I would not count on a judge to read through technical mumbo-jumbo even if it's completely obvious to you how hashes work, it's probably not for them, so the company has to put a statement.



And that three-copy tradition goes back to "indenture contracts" of the 14th century, at least.

The phrase "indentured" means "cut into sharp pointy teeth" (a zig zag pattern). The contract is written out in triplicate by hand on a large sheet. Being hand-cut after the whole document is signed, it is hard to perfectly replicate that cut. Additionally, someone would write "A BIG LATIN WORD" over the area to be cut, so to forge the other piece(s) you have to recreate the demi-penstrokes plausibly.

When two copies don't match, someone is lying.

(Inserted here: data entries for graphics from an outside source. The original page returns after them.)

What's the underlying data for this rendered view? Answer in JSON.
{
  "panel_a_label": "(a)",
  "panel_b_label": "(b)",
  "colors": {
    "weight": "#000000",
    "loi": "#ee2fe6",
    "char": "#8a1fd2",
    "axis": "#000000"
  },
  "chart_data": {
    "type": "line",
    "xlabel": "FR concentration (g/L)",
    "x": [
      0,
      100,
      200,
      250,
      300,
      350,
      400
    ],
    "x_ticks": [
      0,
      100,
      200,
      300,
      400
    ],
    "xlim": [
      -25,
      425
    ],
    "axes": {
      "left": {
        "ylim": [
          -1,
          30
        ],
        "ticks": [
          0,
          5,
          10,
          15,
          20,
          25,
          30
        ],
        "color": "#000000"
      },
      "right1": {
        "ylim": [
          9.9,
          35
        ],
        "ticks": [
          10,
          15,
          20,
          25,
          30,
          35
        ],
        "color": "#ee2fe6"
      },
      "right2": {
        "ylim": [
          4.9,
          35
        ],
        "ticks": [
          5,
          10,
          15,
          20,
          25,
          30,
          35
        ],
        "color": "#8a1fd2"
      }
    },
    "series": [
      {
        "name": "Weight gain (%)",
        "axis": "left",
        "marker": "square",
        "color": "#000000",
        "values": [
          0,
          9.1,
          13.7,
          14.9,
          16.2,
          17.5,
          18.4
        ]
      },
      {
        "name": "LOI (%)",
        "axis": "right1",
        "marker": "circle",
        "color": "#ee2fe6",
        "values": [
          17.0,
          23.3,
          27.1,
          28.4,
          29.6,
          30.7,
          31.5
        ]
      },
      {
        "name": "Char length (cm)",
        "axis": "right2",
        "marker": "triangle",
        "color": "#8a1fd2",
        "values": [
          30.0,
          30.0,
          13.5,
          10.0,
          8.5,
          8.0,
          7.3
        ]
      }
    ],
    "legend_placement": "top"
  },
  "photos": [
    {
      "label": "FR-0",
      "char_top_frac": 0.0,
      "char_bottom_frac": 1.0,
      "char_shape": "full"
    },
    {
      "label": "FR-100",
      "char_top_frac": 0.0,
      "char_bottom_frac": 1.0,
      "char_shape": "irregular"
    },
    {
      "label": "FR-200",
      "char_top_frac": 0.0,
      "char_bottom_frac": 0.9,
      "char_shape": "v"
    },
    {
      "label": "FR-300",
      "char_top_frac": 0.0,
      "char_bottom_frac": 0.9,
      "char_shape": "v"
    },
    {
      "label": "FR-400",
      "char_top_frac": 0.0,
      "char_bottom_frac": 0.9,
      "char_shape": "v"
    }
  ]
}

The essential third copy is stored at the Notary Office, which tells you whom is lying.

"Indentured servants" were bound by such a contract.


I imagine it would be fairly hard to flawlessly forge a split document even today, at least if you used paper with long fibers and the edges were intact. Even if you match the cut perfectly, I'd bet that under a microscope you could tell that cut fibers on the two halves don't match. A remarkably solid approach considering the simplicity.

The split tally is similarly elegant.

Of course, just giving a notary a copy works almost as well.


This is exactly why RightSignature is an expensive SaaS contract and not just something you can self host for cheap: providing somebody credible to testify which document was actually signed.


Finally an explanation for the three copies. Always wondered about this, but somehow was too busy to look it up.